12. ELECTRONIC COMMUNICATIONS
The Buyer agrees that all electronic communications, including emails, electronic signatures, scanned documents, and digital approvals, are legally valid and enforceable to the same extent as paper-based documents. The Buyer waives any right to challenge the validity or enforceability of electronic communications.
13. ENTIRE AGREEMENT
These Terms, together with any written order confirmation, invoice, or sales agreement issued by TribalSage, constitute the entire agreement between the parties and supersede all prior negotiations, representations, proposals, understandings, and agreements, whether oral or written, relating to the subject matter hereof.
14. SEVERABILITY
If any provision of these Terms is held to be invalid, illegal, or unenforceable by a court of competent jurisdiction, such provision shall be deemed modified to the minimum extent necessary to make it valid and enforceable, or if such modification is not possible, severed from these Terms. The remaining provisions shall continue in full force and effect.
15. WAIVER
No failure or delay by TribalSage in exercising any right or remedy under these Terms shall constitute a waiver of that or any other right or remedy, nor shall any single or partial exercise of any right or remedy preclude any further exercise of that or any other right or remedy.
16. ASSIGNMENT
The Buyer may not assign, transfer, or delegate any of its rights or obligations under these Terms without TribalSage's prior written consent. TribalSage may assign or transfer its rights and obligations without restriction. These Terms shall be binding upon and inure to the benefit of the parties' successors and permitted assigns.
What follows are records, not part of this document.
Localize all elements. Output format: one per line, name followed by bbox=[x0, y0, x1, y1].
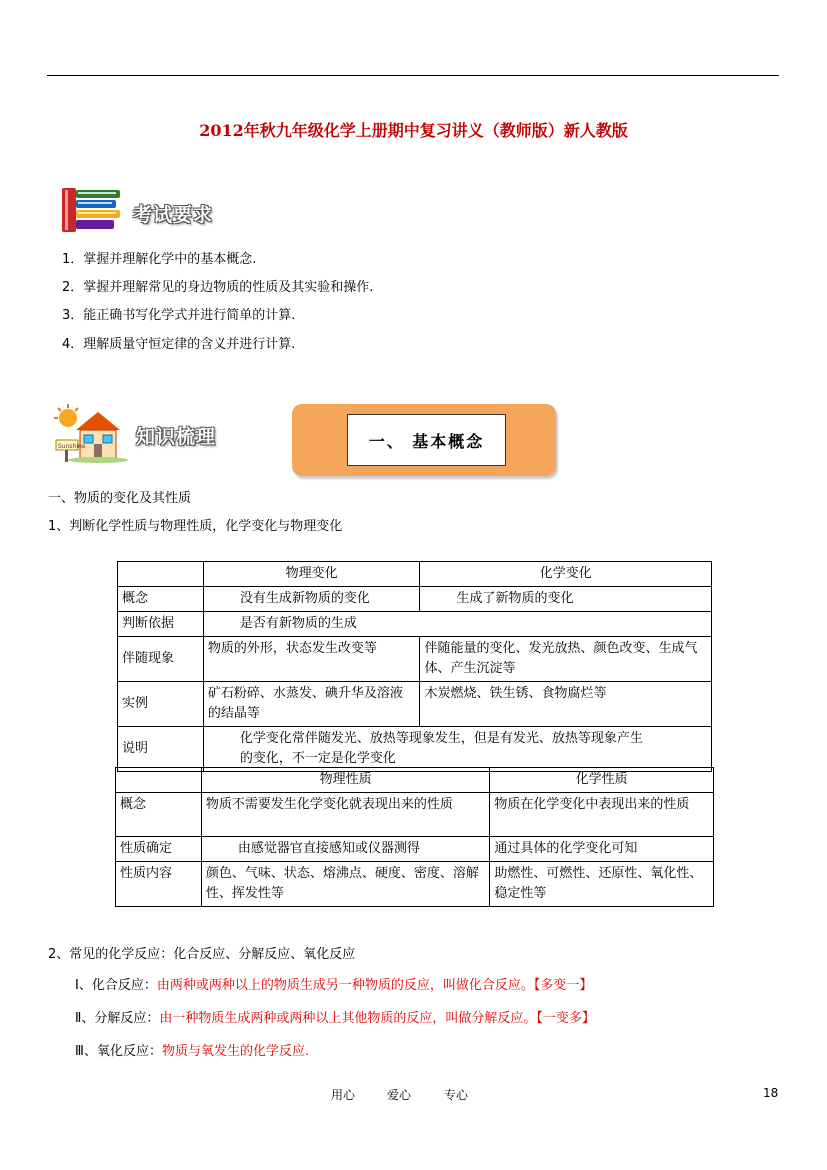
row-label: 性质内容 bbox=[116, 862, 202, 907]
reaction-definition: 物质与氧发生的化学反应. bbox=[161, 1044, 310, 1059]
row-label: 性质确定 bbox=[116, 837, 202, 862]
table-row bbox=[118, 612, 712, 637]
row-label: 伴随现象 bbox=[118, 637, 204, 682]
reaction-prefix: Ⅲ、氧化反应： bbox=[75, 1044, 162, 1059]
table-row bbox=[118, 587, 712, 612]
cell-physical: 物质不需要发生化学变化就表现出来的性质 bbox=[201, 793, 490, 837]
requirement-item-3: 3．能正确书写化学式并进行简单的计算. bbox=[62, 308, 296, 323]
row-label: 说明 bbox=[118, 727, 204, 772]
footer-word-2: 爱心 bbox=[387, 1088, 412, 1102]
change-comparison-table bbox=[117, 561, 712, 772]
cell-physical: 颜色、气味、状态、熔沸点、硬度、密度、溶解性、挥发性等 bbox=[201, 862, 490, 907]
part1-heading: 一、物质的变化及其性质 bbox=[48, 491, 192, 506]
row-label: 概念 bbox=[116, 793, 202, 837]
footer-word-1: 用心 bbox=[331, 1088, 356, 1102]
cell-physical: 物质的外形，状态发生改变等 bbox=[203, 637, 420, 682]
table-row bbox=[116, 793, 714, 837]
row-label: 实例 bbox=[118, 682, 204, 727]
row-label: 判断依据 bbox=[118, 612, 204, 637]
topic-box-basic-concepts: 一、 基本概念 bbox=[347, 414, 506, 466]
cell-chemical: 助燃性、可燃性、还原性、氧化性、稳定性等 bbox=[490, 862, 714, 907]
table-row bbox=[118, 637, 712, 682]
page-number: 18 bbox=[763, 1086, 779, 1100]
reaction-prefix: Ⅱ、分解反应： bbox=[75, 1011, 160, 1026]
header-rule bbox=[47, 75, 779, 76]
table-header-row bbox=[116, 768, 714, 793]
header-cell-empty bbox=[116, 768, 202, 793]
table-header-row bbox=[118, 562, 712, 587]
reaction-item-oxidation bbox=[75, 1040, 309, 1059]
table-row bbox=[116, 837, 714, 862]
document-title: 2012年秋九年级化学上册期中复习讲义（教师版）新人教版 bbox=[199, 121, 628, 140]
cell-merged: 是否有新物质的生成 bbox=[203, 612, 711, 637]
row-label: 概念 bbox=[118, 587, 204, 612]
reaction-item-combination bbox=[75, 974, 592, 993]
table-row bbox=[116, 862, 714, 907]
header-physical-property: 物理性质 bbox=[201, 768, 490, 793]
header-chemical-property: 化学性质 bbox=[490, 768, 714, 793]
table-row bbox=[118, 727, 712, 772]
knowledge-review-banner: 知识梳理 bbox=[136, 426, 217, 448]
cell-physical: 没有生成新物质的变化 bbox=[203, 587, 420, 612]
reaction-item-decomposition bbox=[75, 1007, 595, 1026]
footer-word-3: 专心 bbox=[444, 1088, 469, 1102]
property-comparison-table bbox=[115, 767, 714, 907]
reaction-definition: 由两种或两种以上的物质生成另一种物质的反应，叫做化合反应。【多变一】 bbox=[156, 978, 593, 993]
books-icon bbox=[56, 186, 126, 234]
exam-requirements-banner: 考试要求 bbox=[133, 204, 214, 226]
sunshine-sign: Sunshine bbox=[58, 443, 86, 450]
cell-chemical: 伴随能量的变化、发光放热、颜色改变、生成气体、产生沉淀等 bbox=[420, 637, 712, 682]
cell-chemical: 通过具体的化学变化可知 bbox=[490, 837, 714, 862]
table-row bbox=[118, 682, 712, 727]
header-cell-empty bbox=[118, 562, 204, 587]
cell-chemical: 生成了新物质的变化 bbox=[420, 587, 712, 612]
cell-chemical: 物质在化学变化中表现出来的性质 bbox=[490, 793, 714, 837]
header-physical-change: 物理变化 bbox=[203, 562, 420, 587]
requirement-item-4: 4．理解质量守恒定律的含义并进行计算. bbox=[62, 337, 296, 352]
requirement-item-2: 2．掌握并理解常见的身边物质的性质及其实验和操作. bbox=[62, 280, 374, 295]
requirement-item-1: 1．掌握并理解化学中的基本概念. bbox=[62, 252, 257, 267]
part1-subheading: 1、判断化学性质与物理性质，化学变化与物理变化 bbox=[48, 519, 343, 534]
cell-chemical: 木炭燃烧、铁生锈、食物腐烂等 bbox=[420, 682, 712, 727]
reaction-prefix: Ⅰ、化合反应： bbox=[75, 978, 157, 993]
cell-physical: 由感觉器官直接感知或仪器测得 bbox=[201, 837, 490, 862]
cell-merged: 化学变化常伴随发光、放热等现象发生，但是有发光、放热等现象产生的变化，不一定是化学变化 bbox=[203, 727, 711, 772]
header-chemical-change: 化学变化 bbox=[420, 562, 712, 587]
reaction-definition: 由一种物质生成两种或两种以上其他物质的反应，叫做分解反应。【一变多】 bbox=[159, 1011, 595, 1026]
cell-physical: 矿石粉碎、水蒸发、碘升华及溶液的结晶等 bbox=[203, 682, 420, 727]
part2-heading: 2、常见的化学反应：化合反应、分解反应、氧化反应 bbox=[48, 947, 356, 962]
house-icon bbox=[54, 404, 130, 464]
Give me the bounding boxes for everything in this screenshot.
17. GOVERNING LAW AND JURISDICTION
17.1 Governing Law
These Terms and any disputes arising out of or in connection with them (including non-contractual disputes or claims) shall be governed by and construed in accordance with the laws of the State of Kuwait, without regard to its conflict of law principles.
17.2 Exclusive Jurisdiction
The parties irrevocably agree that the courts of Kuwait City, State of Kuwait, shall have exclusive jurisdiction to settle any dispute or claim arising out of or in connection with these Terms or their subject matter or formation.
18. CONTACT INFORMATION
For all inquiries, notices, or claims under these Terms, please contact:
TribalSage General Trading Company WLL
Email: legal@tribalsage.com
By placing an order or accepting delivery of goods, the Buyer acknowledges that it has read, understood, and agrees to be bound by these Terms and Conditions in their entirety.